Our first priority is holding Donald Trump accountable to his campaign promise that he will not privatize the Department of Veterans Affairs. Nine million veterans rely on the VA Health System every year for high quality care that is specifically designed to treat the unique physical and mental health issues many veterans experience. Studies show VA care is as good or better than the care provided in the private sector.

The overwhelming sentiment from my conversations with veterans is that VA care is excellent, but it takes too long to get an appointment. Some VA facilities are overwhelmed by the demand for veterans care. In response, Congress passed the Choice Act in 2014, which temporarily expands veterans’ access to private care if they live more than 40 miles from a VA facility or cannot get an appointment within 30 days. That program expires next summer, and Congress must develop a new strategy for connecting veterans with the care they need. 
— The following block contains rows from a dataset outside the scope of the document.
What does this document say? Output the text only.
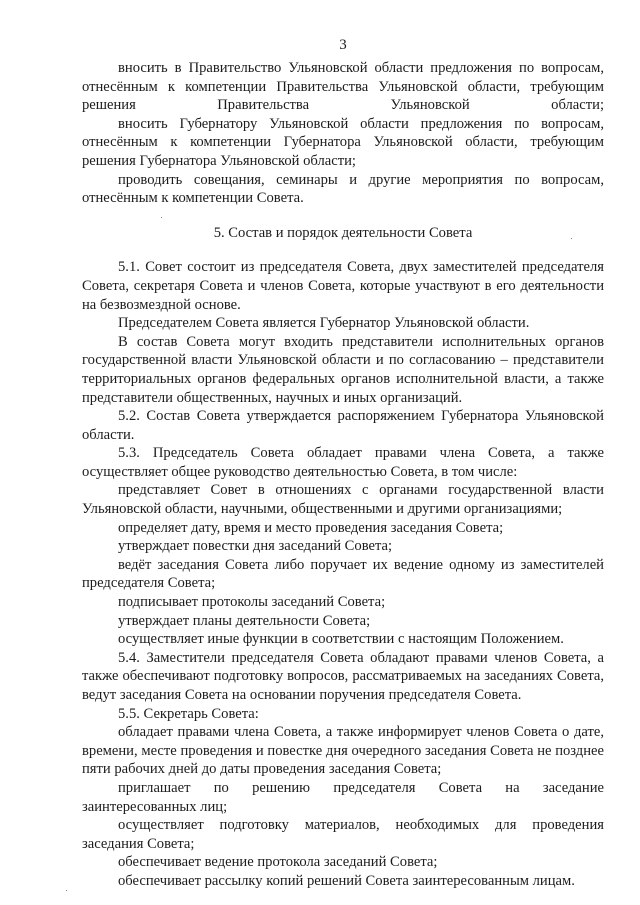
3

вносить в Правительство Ульяновской области предложения по вопросам, отнесённым к компетенции Правительства Ульяновской области, требующим решения Правительства Ульяновской области;

вносить Губернатору Ульяновской области предложения по вопросам, отнесённым к компетенции Губернатора Ульяновской области, требующим решения Губернатора Ульяновской области;

проводить совещания, семинары и другие мероприятия по вопросам, отнесённым к компетенции Совета.

5. Состав и порядок деятельности Совета

5.1. Совет состоит из председателя Совета, двух заместителей председателя Совета, секретаря Совета и членов Совета, которые участвуют в его деятельности на безвозмездной основе.

Председателем Совета является Губернатор Ульяновской области.

В состав Совета могут входить представители исполнительных органов государственной власти Ульяновской области и по согласованию – представители территориальных органов федеральных органов исполнительной власти, а также представители общественных, научных и иных организаций.

5.2. Состав Совета утверждается распоряжением Губернатора Ульяновской области.

5.3. Председатель Совета обладает правами члена Совета, а также осуществляет общее руководство деятельностью Совета, в том числе:

представляет Совет в отношениях с органами государственной власти Ульяновской области, научными, общественными и другими организациями;

определяет дату, время и место проведения заседания Совета;

утверждает повестки дня заседаний Совета;

ведёт заседания Совета либо поручает их ведение одному из заместителей председателя Совета;

подписывает протоколы заседаний Совета;

утверждает планы деятельности Совета;

осуществляет иные функции в соответствии с настоящим Положением.

5.4. Заместители председателя Совета обладают правами членов Совета, а также обеспечивают подготовку вопросов, рассматриваемых на заседаниях Совета, ведут заседания Совета на основании поручения председателя Совета.

5.5. Секретарь Совета:

обладает правами члена Совета, а также информирует членов Совета о дате, времени, месте проведения и повестке дня очередного заседания Совета не позднее пяти рабочих дней до даты проведения заседания Совета;

приглашает по решению председателя Совета на заседание заинтересованных лиц;

осуществляет подготовку материалов, необходимых для проведения заседания Совета;

обеспечивает ведение протокола заседаний Совета;

обеспечивает рассылку копий решений Совета заинтересованным лицам.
On the campaign trail, Trump pledged to turn VA health care into a voucher that veterans could use at any private-sector facility. It’s a proposal that may sound good at first, but would have severe consequences for millions of veterans. First, the private sector is simply not equipped with the expertise or training to treat combat-related health conditions. Second, it would divert funding away from VA facilities and put the future of the VA health system in serious jeopardy.
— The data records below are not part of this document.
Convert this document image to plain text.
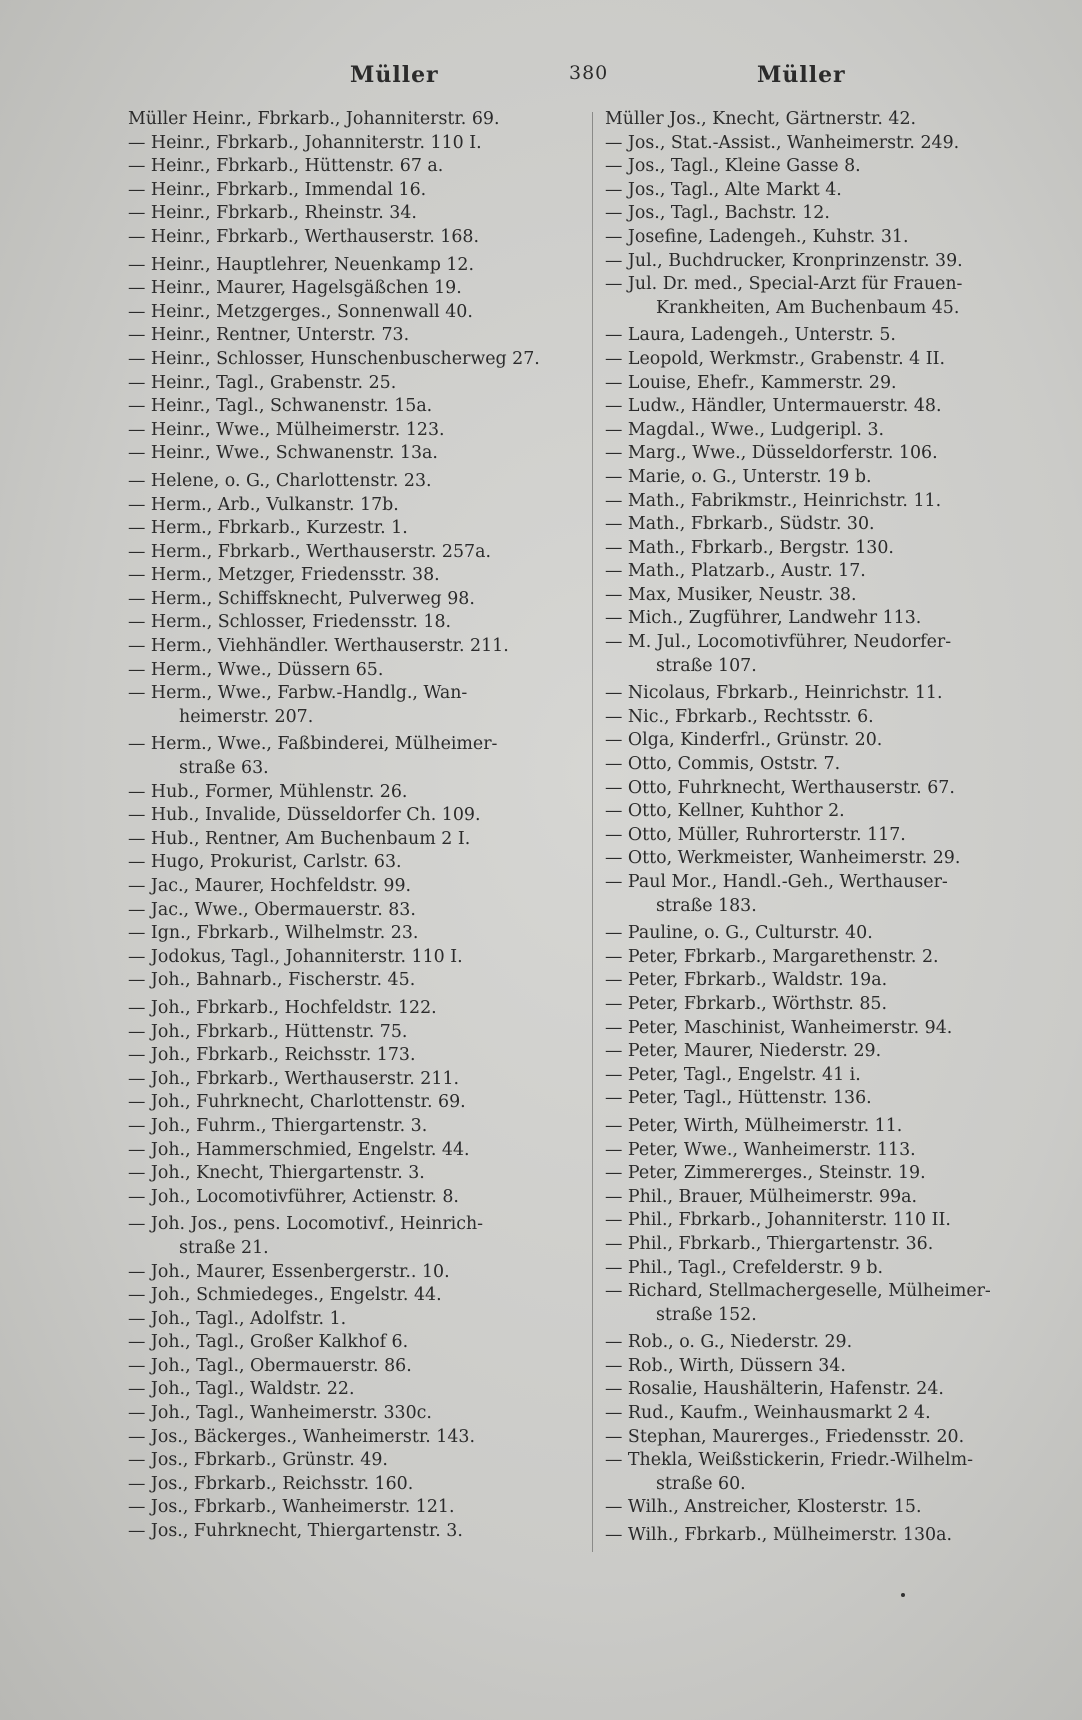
Müller	380	Müller
Müller Heinr., Fbrkarb., Johanniterstr. 69.
— Heinr., Fbrkarb., Johanniterstr. 110 I.
— Heinr., Fbrkarb., Hüttenstr. 67 a.
— Heinr., Fbrkarb., Immendal 16.
— Heinr., Fbrkarb., Rheinstr. 34.
— Heinr., Fbrkarb., Werthauserstr. 168.
— Heinr., Hauptlehrer, Neuenkamp 12.
— Heinr., Maurer, Hagelsgäßchen 19.
— Heinr., Metzgerges., Sonnenwall 40.
— Heinr., Rentner, Unterstr. 73.
— Heinr., Schlosser, Hunschenbuscherweg 27.
— Heinr., Tagl., Grabenstr. 25.
— Heinr., Tagl., Schwanenstr. 15a.
— Heinr., Wwe., Mülheimerstr. 123.
— Heinr., Wwe., Schwanenstr. 13a.
— Helene, o. G., Charlottenstr. 23.
— Herm., Arb., Vulkanstr. 17b.
— Herm., Fbrkarb., Kurzestr. 1.
— Herm., Fbrkarb., Werthauserstr. 257a.
— Herm., Metzger, Friedensstr. 38.
— Herm., Schiffsknecht, Pulverweg 98.
— Herm., Schlosser, Friedensstr. 18.
— Herm., Viehhändler. Werthauserstr. 211.
— Herm., Wwe., Düssern 65.
— Herm., Wwe., Farbw.-Handlg., Wan-
heimerstr. 207.
— Herm., Wwe., Faßbinderei, Mülheimer-
straße 63.
— Hub., Former, Mühlenstr. 26.
— Hub., Invalide, Düsseldorfer Ch. 109.
— Hub., Rentner, Am Buchenbaum 2 I.
— Hugo, Prokurist, Carlstr. 63.
— Jac., Maurer, Hochfeldstr. 99.
— Jac., Wwe., Obermauerstr. 83.
— Ign., Fbrkarb., Wilhelmstr. 23.
— Jodokus, Tagl., Johanniterstr. 110 I.
— Joh., Bahnarb., Fischerstr. 45.
— Joh., Fbrkarb., Hochfeldstr. 122.
— Joh., Fbrkarb., Hüttenstr. 75.
— Joh., Fbrkarb., Reichsstr. 173.
— Joh., Fbrkarb., Werthauserstr. 211.
— Joh., Fuhrknecht, Charlottenstr. 69.
— Joh., Fuhrm., Thiergartenstr. 3.
— Joh., Hammerschmied, Engelstr. 44.
— Joh., Knecht, Thiergartenstr. 3.
— Joh., Locomotivführer, Actienstr. 8.
— Joh. Jos., pens. Locomotivf., Heinrich-
straße 21.
— Joh., Maurer, Essenbergerstr.. 10.
— Joh., Schmiedeges., Engelstr. 44.
— Joh., Tagl., Adolfstr. 1.
— Joh., Tagl., Großer Kalkhof 6.
— Joh., Tagl., Obermauerstr. 86.
— Joh., Tagl., Waldstr. 22.
— Joh., Tagl., Wanheimerstr. 330c.
— Jos., Bäckerges., Wanheimerstr. 143.
— Jos., Fbrkarb., Grünstr. 49.
— Jos., Fbrkarb., Reichsstr. 160.
— Jos., Fbrkarb., Wanheimerstr. 121.
— Jos., Fuhrknecht, Thiergartenstr. 3.
Müller Jos., Knecht, Gärtnerstr. 42.
— Jos., Stat.-Assist., Wanheimerstr. 249.
— Jos., Tagl., Kleine Gasse 8.
— Jos., Tagl., Alte Markt 4.
— Jos., Tagl., Bachstr. 12.
— Josefine, Ladengeh., Kuhstr. 31.
— Jul., Buchdrucker, Kronprinzenstr. 39.
— Jul. Dr. med., Special-Arzt für Frauen-
Krankheiten, Am Buchenbaum 45.
— Laura, Ladengeh., Unterstr. 5.
— Leopold, Werkmstr., Grabenstr. 4 II.
— Louise, Ehefr., Kammerstr. 29.
— Ludw., Händler, Untermauerstr. 48.
— Magdal., Wwe., Ludgeripl. 3.
— Marg., Wwe., Düsseldorferstr. 106.
— Marie, o. G., Unterstr. 19 b.
— Math., Fabrikmstr., Heinrichstr. 11.
— Math., Fbrkarb., Südstr. 30.
— Math., Fbrkarb., Bergstr. 130.
— Math., Platzarb., Austr. 17.
— Max, Musiker, Neustr. 38.
— Mich., Zugführer, Landwehr 113.
— M. Jul., Locomotivführer, Neudorfer-
straße 107.
— Nicolaus, Fbrkarb., Heinrichstr. 11.
— Nic., Fbrkarb., Rechtsstr. 6.
— Olga, Kinderfrl., Grünstr. 20.
— Otto, Commis, Oststr. 7.
— Otto, Fuhrknecht, Werthauserstr. 67.
— Otto, Kellner, Kuhthor 2.
— Otto, Müller, Ruhrorterstr. 117.
— Otto, Werkmeister, Wanheimerstr. 29.
— Paul Mor., Handl.-Geh., Werthauser-
straße 183.
— Pauline, o. G., Culturstr. 40.
— Peter, Fbrkarb., Margarethenstr. 2.
— Peter, Fbrkarb., Waldstr. 19a.
— Peter, Fbrkarb., Wörthstr. 85.
— Peter, Maschinist, Wanheimerstr. 94.
— Peter, Maurer, Niederstr. 29.
— Peter, Tagl., Engelstr. 41 i.
— Peter, Tagl., Hüttenstr. 136.
— Peter, Wirth, Mülheimerstr. 11.
— Peter, Wwe., Wanheimerstr. 113.
— Peter, Zimmererges., Steinstr. 19.
— Phil., Brauer, Mülheimerstr. 99a.
— Phil., Fbrkarb., Johanniterstr. 110 II.
— Phil., Fbrkarb., Thiergartenstr. 36.
— Phil., Tagl., Crefelderstr. 9 b.
— Richard, Stellmachergeselle, Mülheimer-
straße 152.
— Rob., o. G., Niederstr. 29.
— Rob., Wirth, Düssern 34.
— Rosalie, Haushälterin, Hafenstr. 24.
— Rud., Kaufm., Weinhausmarkt 2 4.
— Stephan, Maurerges., Friedensstr. 20.
— Thekla, Weißstickerin, Friedr.-Wilhelm-
straße 60.
— Wilh., Anstreicher, Klosterstr. 15.
— Wilh., Fbrkarb., Mülheimerstr. 130a.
The stakes of protecting the VA’s role in veterans’ health care are high. Of the 20 veterans who die from suicide every day, 14 are not enrolled in the VA health system. Our goal should be to create greater capacity and encourage participation in the VA health system by recruiting talented doctors and nurses, and training new ones to meet the incredible demand for care.

And finally, by injecting a profit motive into veterans care, the voucher proposal would increase the cost of veterans’ health care by up to $1 trillion. Such a large increase surely would force veterans to take on a greater share of those costs, while allowing private companies to reap the benefits.

We already know the consequences of allowing companies to profit off of veterans. The for-profit education industry is notorious for its terrible treatment of the brave men and women who serve. 
As the founder of Trump University, our president-elect understands the shortcomings of for-profit education better than anyone. Many of these schools entice prospective students with promises of prosperity and wealth, but deliver insurmountable debt and a useless degree instead. Worst of all, because of a legal loophole, they target student veterans and the generous GI Bill benefits they receive. 
A 2014 Senate study found that 8 of the top 10 institutions receiving the most GI Bill dollars were for-profit schools. At the time, seven of those eight had been the subject of a state or federal investigation into their business practices. Two years later, two of those schools are now defunct – Corinthian Colleges and ITT Technical Institute – but not before they took a combined $1 billion in veterans’ education benefits and left thousands of veterans with no degree and few job opportunities. 
A quirk in our law incentivizes for-profit schools to aggressively recruit veterans. Schools are required to prove their value by earning at least 10 percent of their revenue from nonfederal sources. Although taxpayers fund the GI Bill, the law treats GI Bill benefits as “nonfederal funding.” The result is that for every veteran a school can recruit, that school can accept nine more students using federal financial aid, which is critical to turning a profit.  
We must immediately close the 90/10 loophole. Every day we fail to act, veterans are being cheated out of their GI Bill benefits and the successful future they deserve.  
 
America is entering its 16th year fighting the war on terror and that burden has fallen heavily on the one-half of 1 percent of Americans who serve in our all-volunteer force. Our deeply divided politics is no excuse for failing to meet their needs.  We have 22 million veterans and a moral obligation to honor their service and sacrifice. 
President-elect Trump made big promises to veterans during his campaign. Now, it's time to deliver. 
Rep. Mark Takano, D-Calif., is acting ranking member of the House Veterans’ Affairs Committee and co-chair of the Congressional Work for Warriors Caucus.